Setelah mendirikan negara Bonjol, Syarif terlibat dalam kontroversi Adat-Paderi sebagai
pemimpin Paderi. Gerakan Paderi, yang telah dibandingkan dengan Ahlus Sunnah wal
Jamaah (Sunni) sekolah Islam di saat Arab Saudi, adalah upaya untuk mengembalikan Islam
dari daerah untuk kemurnian akarnya dengan menghapus distorsi lokal seperti perjudian,
sabung ayam , penggunaan opium dan minuman keras, tembakau, dan sebagainya. Hal ini
juga menentang peran kuat dari wanita dalam budaya Minangkabau matrilineal. The Adat,
atau tradisionalis, posisi adalah bahwa adat setempat yang pra-tanggal kedatangan Islam juga
harus dihormati dan diikuti.
Merasa posisi kepemimpinan mereka terancam, kaum tradisionalis mengajukan banding ke
Belanda untuk membantu dalam perjuangan mereka melawan Paderis. Pada awalnya,
Belanda tidak mampu memenangkan militer terhadap Paderis karena sumber daya mereka
yang membentang tipis dengan perlawanan Diponegoro di Jawa. Pada tahun 1824, Belanda
menandatangani Perjanjian Masang berakhir permusuhan dengan keadaan Bonjol.

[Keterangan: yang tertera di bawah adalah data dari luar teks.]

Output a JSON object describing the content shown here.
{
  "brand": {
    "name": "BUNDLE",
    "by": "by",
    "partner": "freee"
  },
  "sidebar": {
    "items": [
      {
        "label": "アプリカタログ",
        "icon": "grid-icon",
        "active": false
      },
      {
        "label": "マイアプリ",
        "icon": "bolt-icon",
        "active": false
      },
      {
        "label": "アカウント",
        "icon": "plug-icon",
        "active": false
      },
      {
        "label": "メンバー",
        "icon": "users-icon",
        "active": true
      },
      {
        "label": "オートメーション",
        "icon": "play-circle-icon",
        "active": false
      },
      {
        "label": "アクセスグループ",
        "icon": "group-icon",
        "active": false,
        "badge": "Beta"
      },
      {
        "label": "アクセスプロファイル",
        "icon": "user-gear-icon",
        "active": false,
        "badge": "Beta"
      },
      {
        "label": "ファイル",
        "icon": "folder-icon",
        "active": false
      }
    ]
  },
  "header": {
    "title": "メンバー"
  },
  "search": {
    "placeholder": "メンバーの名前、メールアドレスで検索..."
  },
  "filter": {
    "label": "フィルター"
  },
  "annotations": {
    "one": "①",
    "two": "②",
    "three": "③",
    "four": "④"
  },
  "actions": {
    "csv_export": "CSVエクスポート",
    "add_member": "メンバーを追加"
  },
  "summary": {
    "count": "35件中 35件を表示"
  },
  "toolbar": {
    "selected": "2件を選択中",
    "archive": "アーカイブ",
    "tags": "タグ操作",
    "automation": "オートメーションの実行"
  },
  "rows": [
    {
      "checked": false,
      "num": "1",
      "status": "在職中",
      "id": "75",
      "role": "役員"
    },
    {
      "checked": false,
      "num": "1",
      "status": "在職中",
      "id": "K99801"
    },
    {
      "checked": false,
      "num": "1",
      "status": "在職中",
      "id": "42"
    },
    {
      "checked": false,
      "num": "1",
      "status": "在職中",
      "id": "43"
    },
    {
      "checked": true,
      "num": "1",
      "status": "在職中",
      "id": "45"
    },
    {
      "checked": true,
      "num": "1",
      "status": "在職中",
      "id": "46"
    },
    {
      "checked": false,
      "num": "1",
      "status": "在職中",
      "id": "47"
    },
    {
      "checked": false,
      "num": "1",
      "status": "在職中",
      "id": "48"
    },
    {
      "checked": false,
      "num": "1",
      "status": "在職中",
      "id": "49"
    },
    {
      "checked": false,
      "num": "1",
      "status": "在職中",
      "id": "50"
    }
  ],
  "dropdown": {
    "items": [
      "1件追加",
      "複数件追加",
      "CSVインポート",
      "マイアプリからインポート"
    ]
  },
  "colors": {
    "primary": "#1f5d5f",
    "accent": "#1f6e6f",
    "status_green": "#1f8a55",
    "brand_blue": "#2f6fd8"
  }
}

Selanjutnya, namun, setelah perlawanan Diponegoro ditekan, Belanda menyerang negara
Pandai Sikat dalam upaya baru untuk mendapatkan kontrol dari Sumatera Barat. Meskipun
pertempuran gagah berani dengan Indonesia (saat ini kaum tradisionalis menyadari mereka
tidak ingin diperintah oleh Belanda baik dan telah bergabung dengan Paderis dalam
perlawanan mereka), kekuatan luar biasa dari militer Belanda akhirnya menang. Syarif
ditangkap pada tahun 1832, tetapi melarikan diri setelah tiga bulan untuk melanjutkan
perjuangan dari benteng kecil di Bonjol.
Setelah tiga tahun pengepungan, Belanda akhirnya berhasil memecat Bonjol pada tanggal 16
Agustus 1837. Melalui tipu muslihat negosiasi, Belanda kembali menangkap Syarif dan
diasingkan dia, pertama yang Cianjur di Jawa Barat, kemudian ke Ambon, dan kemudian ke
Manado di Sulawesi. Dia meninggal pada 6 November 1864, pada usia 92 dan dimakamkan
di Sulawesi. Lokasi makamnya ditandai dengan Minangkabau (Sumatera Barat) rumah.